The LRB and its correspondents are concerned with copyright and privacy but not, it seems, with fact-checking. First you allow Duncan Wu to air his misapprehensions about the TLS electronic archive and our index of the paper’s contributors in a letter which he then completely retracts (Letters, 18 March). In the same issue, John Sturrock – your Consulting Editor, no less, and (we hope he won’t mind our divulging) once a respected member of the TLS’s editorial staff – confides to your readers his anxiety at ‘the prospect of being compulsorily “outed", forced from the closet in rough, Tatchellite fashion’, as the author of reviews published anonymously more than a quarter of a century ago, and his groundless assumption that, despite objecting, he’ll be ‘overridden’.

If Sturrock had kept up with the journal where he spent most of his career, or had just got in touch with us, he would have been spared his fears. Announcements of the index (TLS, 2 October 1998; 1 January 1999) have explicitly asked any anonymous contributor who wishes to remain unidentified to let us know. The invitation will be repeated at intervals as the project proceeds. Of course we would prefer the index to be complete, but we’ll respect the wishes of those who, for whatever reason, feel like Sturrock. He wonders how many of them there are. Of the thousands of living contributors involved, the number who have so far asked us to leave them unnamed is two.

In case any of your readers are more interested in consulting the TLS Centenary Archive than in publicising their wrong guesses about it, a trial site can be visited at www.psmedia-online.com. The first tranche (TLS nos 1-1000, 1902-21) will be available next month.

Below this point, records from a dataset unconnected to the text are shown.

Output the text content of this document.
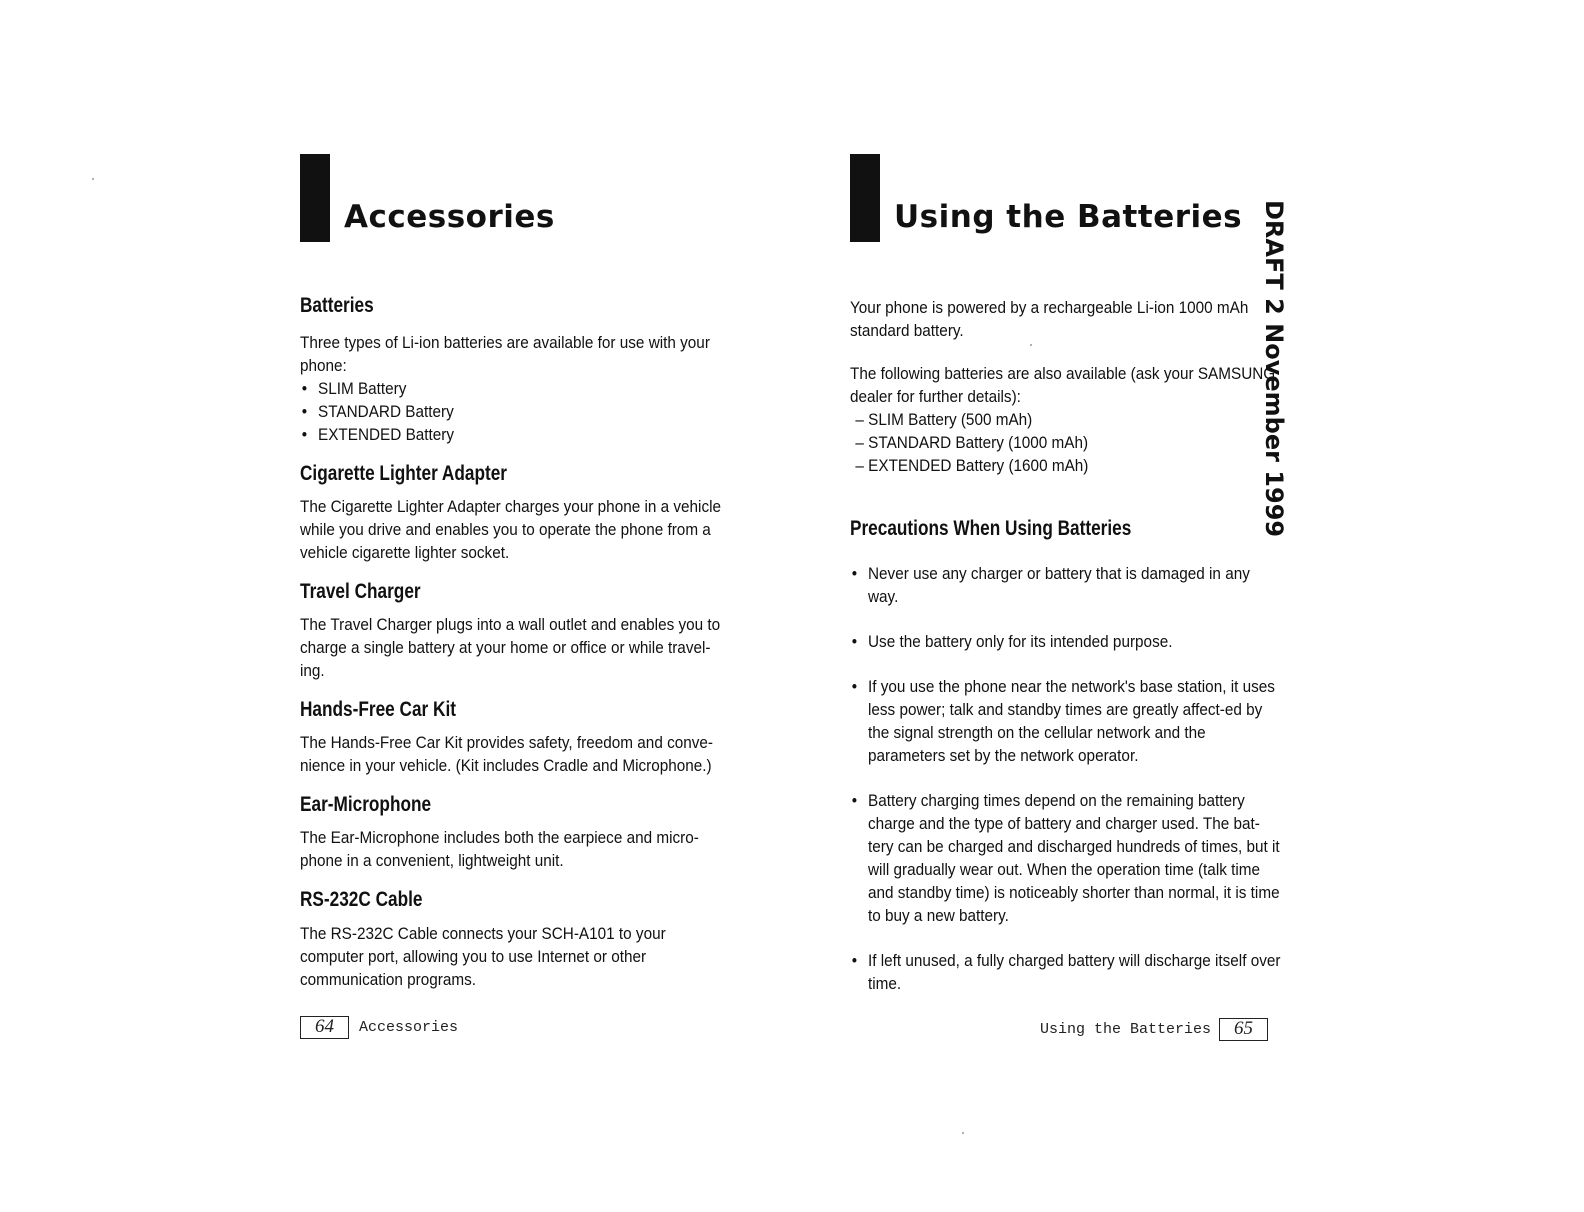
Accessories
Batteries

Three types of Li-ion batteries are available for use with your phone:

• SLIM Battery
• STANDARD Battery
• EXTENDED Battery
Cigarette Lighter Adapter

The Cigarette Lighter Adapter charges your phone in a vehicle while you drive and enables you to operate the phone from a vehicle cigarette lighter socket.

Travel Charger

The Travel Charger plugs into a wall outlet and enables you to charge a single battery at your home or office or while travel-ing.

Hands-Free Car Kit

The Hands-Free Car Kit provides safety, freedom and conve-nience in your vehicle. (Kit includes Cradle and Microphone.)

Ear-Microphone

The Ear-Microphone includes both the earpiece and micro-phone in a convenient, lightweight unit.

RS-232C Cable

The RS-232C Cable connects your SCH-A101 to your computer port, allowing you to use Internet or other communication programs.

64	Accessories
Using the Batteries

Your phone is powered by a rechargeable Li-ion 1000 mAh standard battery.

The following batteries are also available (ask your SAMSUNG dealer for further details):

– SLIM Battery (500 mAh)
– STANDARD Battery (1000 mAh)
– EXTENDED Battery (1600 mAh)
Precautions When Using Batteries
• Never use any charger or battery that is damaged in any way.
• Use the battery only for its intended purpose.
• If you use the phone near the network's base station, it uses less power; talk and standby times are greatly affect-ed by the signal strength on the cellular network and the parameters set by the network operator.
• Battery charging times depend on the remaining battery charge and the type of battery and charger used. The bat-tery can be charged and discharged hundreds of times, but it will gradually wear out. When the operation time (talk time and standby time) is noticeably shorter than normal, it is time to buy a new battery.
• If left unused, a fully charged battery will discharge itself over time.
Using the Batteries	65
DRAFT 2 November 1999
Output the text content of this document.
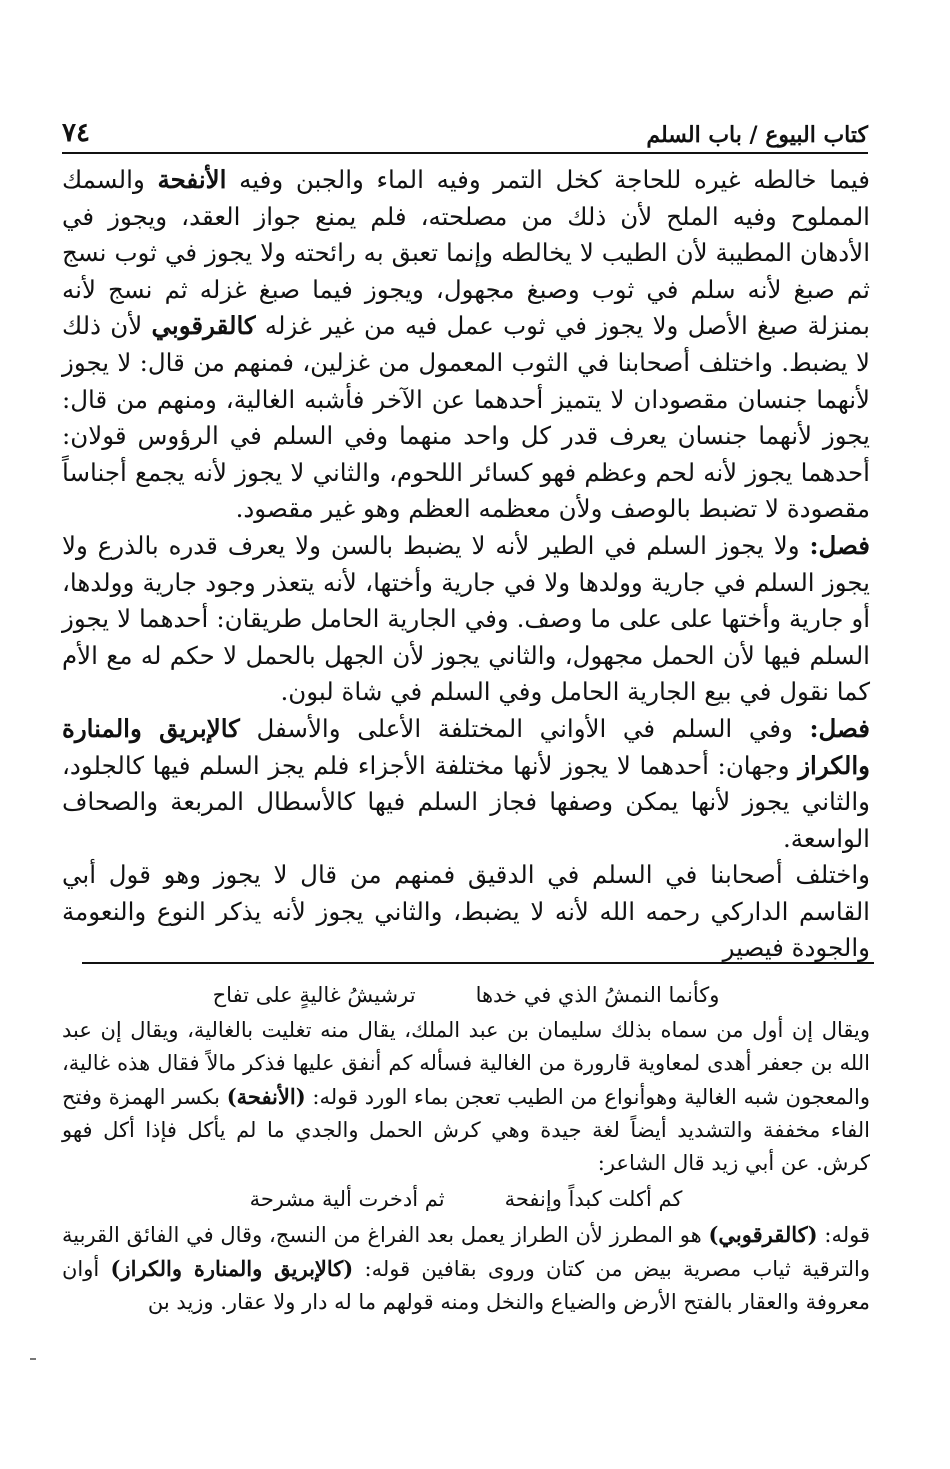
كتاب البيوع / باب السلم
٧٤

فيما خالطه غيره للحاجة كخل التمر وفيه الماء والجبن وفيه الأنفحة والسمك المملوح وفيه الملح لأن ذلك من مصلحته، فلم يمنع جواز العقد، ويجوز في الأدهان المطيبة لأن الطيب لا يخالطه وإنما تعبق به رائحته ولا يجوز في ثوب نسج ثم صبغ لأنه سلم في ثوب وصبغ مجهول، ويجوز فيما صبغ غزله ثم نسج لأنه بمنزلة صبغ الأصل ولا يجوز في ثوب عمل فيه من غير غزله كالقرقوبي لأن ذلك لا يضبط. واختلف أصحابنا في الثوب المعمول من غزلين، فمنهم من قال: لا يجوز لأنهما جنسان مقصودان لا يتميز أحدهما عن الآخر فأشبه الغالية، ومنهم من قال: يجوز لأنهما جنسان يعرف قدر كل واحد منهما وفي السلم في الرؤوس قولان: أحدهما يجوز لأنه لحم وعظم فهو كسائر اللحوم، والثاني لا يجوز لأنه يجمع أجناساً مقصودة لا تضبط بالوصف ولأن معظمه العظم وهو غير مقصود.

فصل: ولا يجوز السلم في الطير لأنه لا يضبط بالسن ولا يعرف قدره بالذرع ولا يجوز السلم في جارية وولدها ولا في جارية وأختها، لأنه يتعذر وجود جارية وولدها، أو جارية وأختها على على ما وصف. وفي الجارية الحامل طريقان: أحدهما لا يجوز السلم فيها لأن الحمل مجهول، والثاني يجوز لأن الجهل بالحمل لا حكم له مع الأم كما نقول في بيع الجارية الحامل وفي السلم في شاة لبون.

فصل: وفي السلم في الأواني المختلفة الأعلى والأسفل كالإبريق والمنارة والكراز وجهان: أحدهما لا يجوز لأنها مختلفة الأجزاء فلم يجز السلم فيها كالجلود، والثاني يجوز لأنها يمكن وصفها فجاز السلم فيها كالأسطال المربعة والصحاف الواسعة.

واختلف أصحابنا في السلم في الدقيق فمنهم من قال لا يجوز وهو قول أبي القاسم الداركي رحمه الله لأنه لا يضبط، والثاني يجوز لأنه يذكر النوع والنعومة والجودة فيصير

وكأنما النمشُ الذي في خدها
ترشيشُ غاليةٍ على تفاح

ويقال إن أول من سماه بذلك سليمان بن عبد الملك، يقال منه تغليت بالغالية، ويقال إن عبد الله بن جعفر أهدى لمعاوية قارورة من الغالية فسأله كم أنفق عليها فذكر مالاً فقال هذه غالية، والمعجون شبه الغالية وهوأنواع من الطيب تعجن بماء الورد قوله: (الأنفحة) بكسر الهمزة وفتح الفاء مخففة والتشديد أيضاً لغة جيدة وهي كرش الحمل والجدي ما لم يأكل فإذا أكل فهو كرش. عن أبي زيد قال الشاعر:

كم أكلت كبداً وإنفحة
ثم أدخرت ألية مشرحة

قوله: (كالقرقوبي) هو المطرز لأن الطراز يعمل بعد الفراغ من النسج، وقال في الفائق القربية والترقية ثياب مصرية بيض من كتان وروى بقافين قوله: (كالإبريق والمنارة والكراز) أوان معروفة والعقار بالفتح الأرض والضياع والنخل ومنه قولهم ما له دار ولا عقار. وزيد بن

Deborah McVea and Jeremy Treglown
University of Warwick

John Sturrock writes: Two interpretations are possible of the fact that, to date, only two people have asked for their incognito to stay. One is the interpretation implied if not stated in Deborah McVea and Jeremy Treglown’s letter: that the great majority are either happy to be identified, or don’t care sufficiently to object. The other interpretation is that, like myself, weekly reader of the TLS though I am, they didn’t see either of the announcements McVea and Treglown refer to. Given that the index is being handsomely funded (and may presumably be sold on, once complete, to Chadwyck-Healey or whoever, as profitable CD-Rom fodder), perhaps the money should have run to a circular letter being sent to the rapidly dwindling band of veterans of anonymity – are there really ‘thousands’ of them? – many of whom may no longer be readers of the paper. There is an ethical issue after all, since anonymity was a principle, not an editorial aberration awaiting normalisation by a more enlightened generation coming after.

John Sturrock

Vol. 21 No. 11 · 27 May 1999

Those who share John Sutherland’s worries about copyright ownership (LRB, 7 January) may be interested in a ruling made in a Paris court on 14 April. It concerned a two-year archive that the Figaro has set up on the Minitel, an on-line service which has existed in France since the early Eighties. The Syndicat National des Journalistes and eight Figaro writers argued that the fee they’d been paid covered the first, paper publication only, and that any subsequent reissue should give rise to further payment. The judge agreed, and pointedly extended her ruling to any publication ‘sur un nouveau support résultant de la technologie récente’, a clear sign that the Internet would be treated no differently. She gave Figaro a month to sort things out, with a 10,000 franc fine for each subsequent day of non-compliance, and appointed an expert to fix the rate of remuneration for such republications. Without this payment, reissued texts are to be subject to the law on forgery.